4). Enumerative here means that all possible classes or elements within a set are accounted for in a single comprehensive listing. Where enumerative classifications list all possible subjects and prescribe notation to classified entities, faceted classifications allow notation to be built from the combination of orthogonal characteristics. We’ll explore faceted classification in depth in 6.3.
The best example of a highly enumerative classification is the Library of Congress Classification (LCC). All possible topics are listed according to the practical purpose of organizing books in the LCC collection. The DDC is a highly enumerative classification system but reflects facetted properties as well. The DDC allows notation to link between subjects and objects by combining notation between conceptual areas. Universal Decimal Classification (UDC) is closer still toward the middle of the spectrum, allowing librarians to note special aspects of a work and relationships between it and other work or subjects. Like Dewey, UDC is an all-knowledge sort of system, but it has great applicability in specialized libraries as well.
Enumerative classification systems tend toward the “one and only one place” rule. Since libraries tend to have single copies of books, a book can exist in one and only one location within the library. Thus, the librarian must make decisions regarding the content of the book and follow guidelines to determine where the book should sit on the shelves.
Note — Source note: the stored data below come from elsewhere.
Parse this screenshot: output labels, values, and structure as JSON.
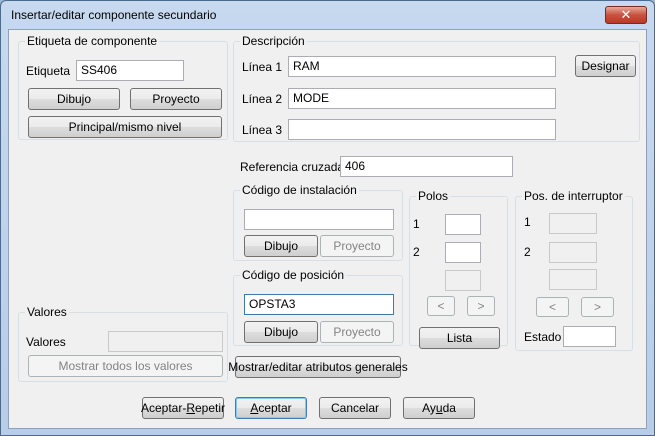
{
  "window": {
    "title": "Insertar/editar componente secundario",
    "close_glyph": "✕"
  },
  "etiqueta": {
    "group_title": "Etiqueta de componente",
    "label": "Etiqueta",
    "value": "SS406",
    "dibujo": "Dibujo",
    "proyecto": "Proyecto",
    "principal": "Principal/mismo nivel"
  },
  "descripcion": {
    "group_title": "Descripción",
    "linea1_label": "Línea 1",
    "linea1_value": "RAM",
    "linea2_label": "Línea 2",
    "linea2_value": "MODE",
    "linea3_label": "Línea 3",
    "linea3_value": "",
    "designar": "Designar"
  },
  "referencia": {
    "label": "Referencia cruzada",
    "value": "406"
  },
  "instalacion": {
    "group_title": "Código de instalación",
    "value": "",
    "dibujo": "Dibujo",
    "proyecto": "Proyecto"
  },
  "posicion": {
    "group_title": "Código de posición",
    "value": "OPSTA3",
    "dibujo": "Dibujo",
    "proyecto": "Proyecto"
  },
  "polos": {
    "group_title": "Polos",
    "label1": "1",
    "label2": "2",
    "prev": "<",
    "next": ">",
    "lista": "Lista"
  },
  "interruptor": {
    "group_title": "Pos. de interruptor",
    "label1": "1",
    "label2": "2",
    "prev": "<",
    "next": ">",
    "estado_label": "Estado"
  },
  "valores": {
    "group_title": "Valores",
    "label": "Valores",
    "mostrar": "Mostrar todos los valores"
  },
  "mostrar_atributos": "Mostrar/editar atributos generales",
  "footer": {
    "aceptar_repetir_pre": "Aceptar-",
    "aceptar_repetir_u": "R",
    "aceptar_repetir_post": "epetir",
    "aceptar_u": "A",
    "aceptar_post": "ceptar",
    "cancelar": "Cancelar",
    "ayuda_pre": "Ay",
    "ayuda_u": "u",
    "ayuda_post": "da"
  }
}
These guidelines include “Works dealing with multiple subjects are classed with subject being acted on” and “Class a work on multiple subjects with the one receiving fuller treatment” (OCLC).
6.2.5 Enumerative Classification versus Categorization
The distinction between categorization and classification seems superfluous but it in the context of information organization it is important to understand. Categorization can be thought of as a natural cognitive activity with fuzzy boundaries, while classification, in its most enumerative form, relies on predetermined mutually exclusive classes with fixed boundaries.
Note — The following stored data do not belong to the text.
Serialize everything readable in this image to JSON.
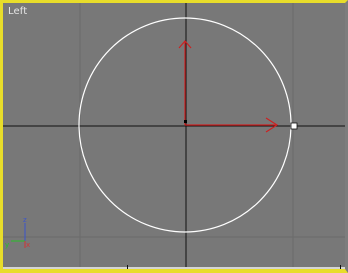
{
  "viewport": {
    "label": "Left",
    "view_name": "left-view",
    "active": true
  },
  "colors": {
    "background": "#787878",
    "grid_line": "#6a6a6a",
    "axis_line": "#111111",
    "active_border": "#e8dd2a",
    "circle": "#ffffff",
    "gizmo_y": "#cc2222",
    "gizmo_x": "#cc2222",
    "triad_x": "#d23535",
    "triad_y": "#28c028",
    "triad_z": "#3a55cc"
  },
  "icons": {
    "axis_triad": "xyz-axis-triad-icon",
    "move_gizmo_y": "gizmo-y-arrow-icon",
    "move_gizmo_x": "gizmo-x-arrow-icon",
    "grip": "vertex-grip-icon"
  }
}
Category membership depends on perceived similarity; class membership depends on necessary and sufficient characteristics. Category membership is flexible and based on immediate context; class membership is true or false based on the “intension of a class” (Jacob, 2004, p. 528). With categories, some members may be more or less representative of that particular category. In a classification, class members are equally representative of the class.
Hierarchies may emerge from groupings of categories, but in a classification, there is a hierarchical structure of fixed classes (Jacob, 2004, p. 528).
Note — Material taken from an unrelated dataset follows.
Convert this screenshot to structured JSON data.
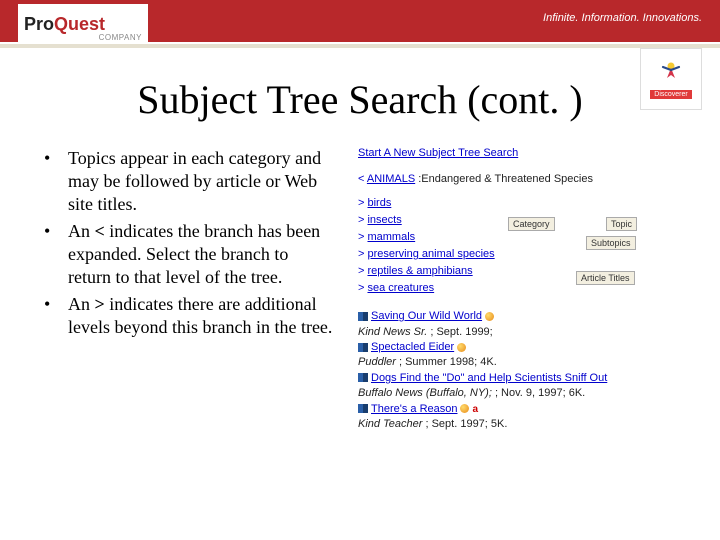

Aristotle’s biological classification differs significantly from the biological classification we use today, which separates living things into eight taxonomic domains (domain, kingdom, phylum, class, order, family, genus, and species) based on a combination of Carolus Linnaeus’s characteristic-based grouping and Darwin’s principle of common descent. In contrast, Aristotle’s classification started with “animals with blood” and “animals without blood” and split animals into subclasses using the guiding principle of complex to less complex. Our present-day biological classification has strict rules for naming, while Aristotle’s hierarchical system was based largely on grouping according to perceived similarity.
6.3 Faceted Classification
6.3.1 What are Facets?
As we discussed in 6.2.5, enumerative classification imposes a number of constraints on how a classification is designed to accommodate classes. Highly hierarchical classifications may work to classify atoms—e.g., physical books—but when we turn to bits, hierarchical classification falters. Card sorting, a process where users are brought into a room and asked to sort cards with labels and entity names on them in order to help develop a system of organization, also results in limiting, hierarchical systems. Thus, we often turn to faceted classification in order to overcome enumerative classification’s limitations, especially on the web.